Gabrielle se irguió, frotándose los ojos.

—¿Alguna novedad?

—Sí —dijo doña Elena.

Lami Dozo abrió la puerta y salió.

El Skyhawk apareció desde el mar, a ciento cincuenta metros de altura. El viento silbaba en la carlinga acribillada. Raúl Montero tenía el rostro cubierto de sangre y una manga y una pierna del uniforme teñidos de rojo. Sus manos se aferraban a la palanca y una sonrisa rígida se pintó en su rostro cuando avistó la base de Río Gallegos.

—Gabrielle —rogó en voz alta—, no me abandones ahora.

Al aparecer la pista, los reflectores encendidos contribuyeron a intensificar la exánime luz del amanecer. Lami Dozo miraba con sus prismáticos desde la torre de control.

Se oyó la voz fatigada de Raúl Montero en el receptor.

—Voy a bajar directamente. No puedo seguir las normas.

El Styhawk rozó los edificios en el extremo norte de la pista. Montero vio los vehículos que salían a su encuentro desde la torre de control. El Skyhawk casi entró en pérdida. Aceleró por última vez y entonces efectuó el peor aterrizaje de toda su carrera, rebotó dos veces y al detenerse giró en trompo, alzando un gran chorro de espuma en la pista anegada.

Con la cabeza gacha oyó voces y sintió que varias manos lo sacaban cuidadosamente de la carlinga. Abrió los ojos y vio muchos rostros, entre ellos el de Lami Dozo. Sonrió.

—Todo en orden, señor —dijo, y se desmayó.

Al día siguiente terminó todo. En Puerto Stanley, los soldados argentinos entregaron las armas. El mismo día, en el Westminster de Londres, la primera ministra británica se puso de pie para informar al Parlamento acerca del éxito de una de las hazañas militares más asombrosas realizadas después de la segunda guerra mundial.
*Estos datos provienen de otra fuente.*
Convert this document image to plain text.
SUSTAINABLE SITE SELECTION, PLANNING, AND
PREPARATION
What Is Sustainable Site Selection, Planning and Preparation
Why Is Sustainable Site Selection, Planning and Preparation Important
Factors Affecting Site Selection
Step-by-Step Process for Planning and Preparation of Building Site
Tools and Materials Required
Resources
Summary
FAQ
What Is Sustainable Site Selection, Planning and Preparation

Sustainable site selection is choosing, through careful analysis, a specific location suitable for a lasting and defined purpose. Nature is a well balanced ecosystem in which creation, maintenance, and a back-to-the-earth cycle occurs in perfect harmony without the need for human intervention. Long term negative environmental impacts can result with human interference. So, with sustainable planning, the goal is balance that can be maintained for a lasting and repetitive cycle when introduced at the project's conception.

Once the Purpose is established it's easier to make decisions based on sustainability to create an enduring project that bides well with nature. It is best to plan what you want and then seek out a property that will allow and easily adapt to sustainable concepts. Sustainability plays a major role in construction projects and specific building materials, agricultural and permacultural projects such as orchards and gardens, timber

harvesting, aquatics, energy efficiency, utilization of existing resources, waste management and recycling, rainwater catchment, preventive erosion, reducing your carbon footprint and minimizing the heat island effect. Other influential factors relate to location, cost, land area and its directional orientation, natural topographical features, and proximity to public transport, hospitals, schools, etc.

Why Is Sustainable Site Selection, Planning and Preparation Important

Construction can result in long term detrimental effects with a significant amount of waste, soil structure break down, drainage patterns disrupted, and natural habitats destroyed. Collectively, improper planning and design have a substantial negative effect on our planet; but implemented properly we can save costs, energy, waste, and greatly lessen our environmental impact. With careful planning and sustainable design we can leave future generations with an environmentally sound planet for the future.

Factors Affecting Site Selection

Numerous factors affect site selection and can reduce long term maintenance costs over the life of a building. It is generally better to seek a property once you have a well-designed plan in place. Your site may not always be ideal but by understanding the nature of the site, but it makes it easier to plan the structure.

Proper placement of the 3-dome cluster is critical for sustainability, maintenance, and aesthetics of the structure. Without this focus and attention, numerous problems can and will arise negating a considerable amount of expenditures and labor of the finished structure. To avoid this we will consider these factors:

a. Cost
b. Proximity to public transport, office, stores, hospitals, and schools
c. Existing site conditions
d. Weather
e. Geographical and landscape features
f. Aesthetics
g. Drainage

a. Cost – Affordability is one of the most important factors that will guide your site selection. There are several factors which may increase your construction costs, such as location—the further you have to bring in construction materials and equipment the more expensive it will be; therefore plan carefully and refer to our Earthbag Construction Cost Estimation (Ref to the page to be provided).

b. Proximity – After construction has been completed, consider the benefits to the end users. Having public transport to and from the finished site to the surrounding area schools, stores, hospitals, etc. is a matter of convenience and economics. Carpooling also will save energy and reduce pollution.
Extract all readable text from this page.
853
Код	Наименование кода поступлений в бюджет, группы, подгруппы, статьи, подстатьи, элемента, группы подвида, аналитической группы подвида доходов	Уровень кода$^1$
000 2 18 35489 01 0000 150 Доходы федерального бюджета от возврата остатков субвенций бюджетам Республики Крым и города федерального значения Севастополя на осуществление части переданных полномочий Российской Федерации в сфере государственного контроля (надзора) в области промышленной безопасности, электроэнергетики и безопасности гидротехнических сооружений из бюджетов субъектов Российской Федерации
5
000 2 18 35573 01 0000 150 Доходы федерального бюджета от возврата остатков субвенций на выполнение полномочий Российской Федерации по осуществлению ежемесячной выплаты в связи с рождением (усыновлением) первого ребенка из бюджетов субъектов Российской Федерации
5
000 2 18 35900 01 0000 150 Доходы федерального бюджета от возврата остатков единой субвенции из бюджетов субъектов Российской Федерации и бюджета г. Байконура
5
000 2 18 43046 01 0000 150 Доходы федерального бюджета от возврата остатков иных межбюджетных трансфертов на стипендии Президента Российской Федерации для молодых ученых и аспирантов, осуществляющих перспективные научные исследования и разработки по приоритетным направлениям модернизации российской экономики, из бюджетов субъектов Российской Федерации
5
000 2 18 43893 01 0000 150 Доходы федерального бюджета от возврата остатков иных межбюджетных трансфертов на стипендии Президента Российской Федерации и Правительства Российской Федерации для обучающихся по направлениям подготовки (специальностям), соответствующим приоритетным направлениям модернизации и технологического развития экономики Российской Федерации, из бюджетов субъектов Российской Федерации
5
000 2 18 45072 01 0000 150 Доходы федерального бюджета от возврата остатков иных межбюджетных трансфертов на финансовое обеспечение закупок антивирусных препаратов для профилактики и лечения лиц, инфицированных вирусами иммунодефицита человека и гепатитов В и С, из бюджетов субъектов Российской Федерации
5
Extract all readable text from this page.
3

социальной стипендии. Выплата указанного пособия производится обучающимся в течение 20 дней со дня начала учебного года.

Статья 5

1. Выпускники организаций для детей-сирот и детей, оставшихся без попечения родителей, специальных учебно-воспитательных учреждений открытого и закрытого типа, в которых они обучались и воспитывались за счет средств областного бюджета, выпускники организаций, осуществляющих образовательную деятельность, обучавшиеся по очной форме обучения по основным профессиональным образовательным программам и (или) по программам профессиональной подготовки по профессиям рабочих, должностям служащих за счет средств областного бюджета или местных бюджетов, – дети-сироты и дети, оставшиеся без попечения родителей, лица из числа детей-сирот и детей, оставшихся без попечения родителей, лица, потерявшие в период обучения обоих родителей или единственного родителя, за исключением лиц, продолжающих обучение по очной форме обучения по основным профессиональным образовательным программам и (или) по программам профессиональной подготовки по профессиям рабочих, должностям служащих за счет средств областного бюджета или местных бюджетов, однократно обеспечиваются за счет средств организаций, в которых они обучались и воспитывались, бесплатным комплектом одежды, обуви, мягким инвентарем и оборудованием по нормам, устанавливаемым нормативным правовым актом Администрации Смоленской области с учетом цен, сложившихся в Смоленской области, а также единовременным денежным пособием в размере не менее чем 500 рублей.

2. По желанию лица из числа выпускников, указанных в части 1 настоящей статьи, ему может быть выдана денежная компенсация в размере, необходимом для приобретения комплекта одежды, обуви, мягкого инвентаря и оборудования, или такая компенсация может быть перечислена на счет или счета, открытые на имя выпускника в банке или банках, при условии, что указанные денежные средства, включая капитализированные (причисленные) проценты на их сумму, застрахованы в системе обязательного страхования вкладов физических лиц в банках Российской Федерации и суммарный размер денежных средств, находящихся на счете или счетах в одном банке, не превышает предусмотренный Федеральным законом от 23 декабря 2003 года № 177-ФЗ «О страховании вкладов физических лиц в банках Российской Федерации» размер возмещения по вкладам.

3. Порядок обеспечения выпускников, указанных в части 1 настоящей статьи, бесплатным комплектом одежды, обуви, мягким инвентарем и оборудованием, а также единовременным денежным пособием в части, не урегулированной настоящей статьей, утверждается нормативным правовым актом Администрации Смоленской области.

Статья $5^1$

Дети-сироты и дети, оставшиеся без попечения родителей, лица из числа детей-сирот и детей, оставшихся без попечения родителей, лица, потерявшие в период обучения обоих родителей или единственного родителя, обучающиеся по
Gabrielle y doña Elena esperaban en el pasillo del Hospital Aeronáutico de Buenos Aires frente a la habitación de Montero. El jefe de cirugía salió de la habitación y fue a su encuentro.

—¿Y bien? —preguntó doña Elena.

—No está muy bien, pero sobrevivirá. Se acabaron estos juegos, claro. Jamás volverá a pilotar. Pueden pasar un momento.

Gabrielle miró a doña Elena interrogativa. Ella sonrió.

—Me han devuelto a mi hijo. Tengo todo el tiempo del mundo. Entra tú, yo esperaré.

Gabrielle abrió la puerta y lo vio apoyado sobre varias almohadas, las heridas del rostro cubiertas de algún antiséptico de color violáceo, el brazo izquierdo enyesado y la pierna derecha protegida del roce de las sábanas por una armazón plástica.

Se paró junto a la cama en silencio, pero él percibió sus presencia, abrió los ojos v sonrió.

—Estás horrible —dijo ella.

—No te preocupes, me curaré. El cirujano me ha dicho que podré seguir tocando el violín, lo cual es muy gracioso porque yo no toco el violín.

Entonces ella se arrodilló junto a la cama y dejó caer su rostro contra las sábanas junto a su mano sana, riendo y llorando al mismo tiempo.